When he was initiated he received the name if Nyandebo (=Nyande-mo, fine-man) so I was informed.

Warren gives the account of the beginning of Poro as follows ; " The Mende claim to be the originators (of Poro) and there is a tradition to the effect that it was brought about by the death of the first Mende chief. Tliis chief had the reputation of being very powerful, and, on his death, his principal attendants, fearing that when his death was made known to his people there would be trouble in the country and a general split up of the Mende tribe, decided that they would keep his death secret. It. so happened that the chief had an impediment which made him talk through his nose, so a suitable person had to be found to personate him. When the person was found he was sworn on the chief's corpse and other medicines that he would not reveal the secret. So effective was this, that others were gradually told the secret and likewise sworn."

The Poro is both a secret national council and a school for the youth of the tribe.
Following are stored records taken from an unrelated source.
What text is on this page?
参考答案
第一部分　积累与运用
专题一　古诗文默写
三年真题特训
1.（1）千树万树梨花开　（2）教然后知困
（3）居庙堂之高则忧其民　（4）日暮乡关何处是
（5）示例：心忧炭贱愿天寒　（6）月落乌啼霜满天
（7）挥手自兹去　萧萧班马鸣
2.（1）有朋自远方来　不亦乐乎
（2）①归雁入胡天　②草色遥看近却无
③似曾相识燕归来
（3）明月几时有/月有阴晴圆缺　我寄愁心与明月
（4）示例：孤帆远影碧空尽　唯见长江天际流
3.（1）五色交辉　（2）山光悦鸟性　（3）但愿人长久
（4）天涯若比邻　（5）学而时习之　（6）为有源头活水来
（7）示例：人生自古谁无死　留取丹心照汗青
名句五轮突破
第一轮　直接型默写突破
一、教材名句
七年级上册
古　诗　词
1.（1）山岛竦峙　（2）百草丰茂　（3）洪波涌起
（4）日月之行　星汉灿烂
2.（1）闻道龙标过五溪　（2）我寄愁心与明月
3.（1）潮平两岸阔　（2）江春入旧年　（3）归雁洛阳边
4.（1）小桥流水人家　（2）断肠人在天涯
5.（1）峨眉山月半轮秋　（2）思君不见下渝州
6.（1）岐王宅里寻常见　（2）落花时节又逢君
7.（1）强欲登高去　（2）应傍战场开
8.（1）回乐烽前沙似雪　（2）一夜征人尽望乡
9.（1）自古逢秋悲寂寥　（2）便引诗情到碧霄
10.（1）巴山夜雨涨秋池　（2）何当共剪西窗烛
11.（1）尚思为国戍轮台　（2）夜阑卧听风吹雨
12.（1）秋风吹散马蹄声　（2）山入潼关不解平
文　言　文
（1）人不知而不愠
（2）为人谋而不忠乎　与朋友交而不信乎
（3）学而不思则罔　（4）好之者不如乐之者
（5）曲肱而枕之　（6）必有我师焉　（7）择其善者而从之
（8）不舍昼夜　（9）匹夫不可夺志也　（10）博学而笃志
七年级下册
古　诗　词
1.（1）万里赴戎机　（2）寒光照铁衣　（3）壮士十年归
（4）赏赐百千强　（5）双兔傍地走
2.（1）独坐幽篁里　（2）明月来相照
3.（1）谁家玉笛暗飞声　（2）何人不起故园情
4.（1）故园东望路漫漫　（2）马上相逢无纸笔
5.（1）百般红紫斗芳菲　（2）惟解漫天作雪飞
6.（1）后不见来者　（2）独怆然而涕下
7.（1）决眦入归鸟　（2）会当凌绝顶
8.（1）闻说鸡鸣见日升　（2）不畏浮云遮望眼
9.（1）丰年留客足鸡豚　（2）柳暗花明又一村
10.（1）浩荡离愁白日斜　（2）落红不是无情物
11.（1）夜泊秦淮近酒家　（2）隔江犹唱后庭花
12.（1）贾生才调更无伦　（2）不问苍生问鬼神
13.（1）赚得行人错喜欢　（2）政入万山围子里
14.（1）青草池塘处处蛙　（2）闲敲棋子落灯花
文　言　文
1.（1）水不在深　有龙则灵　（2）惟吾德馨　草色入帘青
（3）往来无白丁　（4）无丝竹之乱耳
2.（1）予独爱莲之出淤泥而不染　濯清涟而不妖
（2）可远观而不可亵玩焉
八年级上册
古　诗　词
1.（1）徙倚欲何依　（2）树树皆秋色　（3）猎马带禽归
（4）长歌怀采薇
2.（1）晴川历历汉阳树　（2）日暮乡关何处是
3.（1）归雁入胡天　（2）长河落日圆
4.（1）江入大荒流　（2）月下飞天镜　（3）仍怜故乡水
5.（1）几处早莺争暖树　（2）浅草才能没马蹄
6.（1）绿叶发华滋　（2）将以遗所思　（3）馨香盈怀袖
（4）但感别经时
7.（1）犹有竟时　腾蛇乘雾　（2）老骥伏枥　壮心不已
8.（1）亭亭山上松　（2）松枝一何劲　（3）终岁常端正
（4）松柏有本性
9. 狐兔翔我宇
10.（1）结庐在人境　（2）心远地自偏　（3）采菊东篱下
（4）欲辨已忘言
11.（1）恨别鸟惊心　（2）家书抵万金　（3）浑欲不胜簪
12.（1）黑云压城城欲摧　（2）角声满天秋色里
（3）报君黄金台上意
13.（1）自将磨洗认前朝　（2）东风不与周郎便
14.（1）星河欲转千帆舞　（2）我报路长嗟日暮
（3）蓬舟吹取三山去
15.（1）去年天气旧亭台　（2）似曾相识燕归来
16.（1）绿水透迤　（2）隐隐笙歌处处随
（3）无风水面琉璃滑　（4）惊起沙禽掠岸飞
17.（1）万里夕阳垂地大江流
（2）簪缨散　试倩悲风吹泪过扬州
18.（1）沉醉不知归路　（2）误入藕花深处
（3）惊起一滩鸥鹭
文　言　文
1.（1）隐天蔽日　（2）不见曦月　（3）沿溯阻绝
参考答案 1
The former assembles as requisite, and a chief may invoke the assistance of the Poro as it might be a national church.

Saturday, November 06, 2021

Just change some names

One of the participants at a meeting today posted a curious essay Leon Trotsky wrote about anti-Semitism in the USSR. (He said it was there, and shouldn't be.) A couple of quotes seem curiously timely.
The hatred of the peasants and the workers for the bureaucracy is a fundamental fact of Soviet life.

Strike the "Soviet" and replace it with what you please...

The privileged bureaucracy, fearful of its privileges, and consequently completely demoralized, represents at present the most anti-socialist and most anti-democratic stratum of Soviet society.

Job's friends

If being a prophet means explaining God and the divine meaning of events, then were Job's friends taking on the role of prophet?

Thursday, November 04, 2021

Book lovers

Those who spend the greater part of their time in reading or writing books are, of course, apt to take rather particular notice of accumulations of books when they come across them. They will not pass a stall, a shop, or even a bedroom-shelf without reading some title, and if they find themselves in an unfamiliar library, no host need trouble himself further about their entertainment. The putting of dispersed sets of volumes together, or the turning right way up of those which the dusting housemaid has left in an apoplectic condition, appeals to them as one of the lesser Works of Mercy.

Happy in these employments, and in occasionally opening an eighteenth-century octavo, to see ‘what it is all about’, and to conclude after five minutes that it deserves the seclusion it now enjoys ...

"I resemble that remark."

Tuesday, November 02, 2021

Juries

I've served on a grand jury (very interesting) and a petit jury (dull case but we did our duty).

I'm glad I'm not on the Rittenhouse jury. (I don't live in that county, but they could have asked for a venue change.) Just as with the Chauvin trial, the jurors will be identified and politicians will flirt with threats.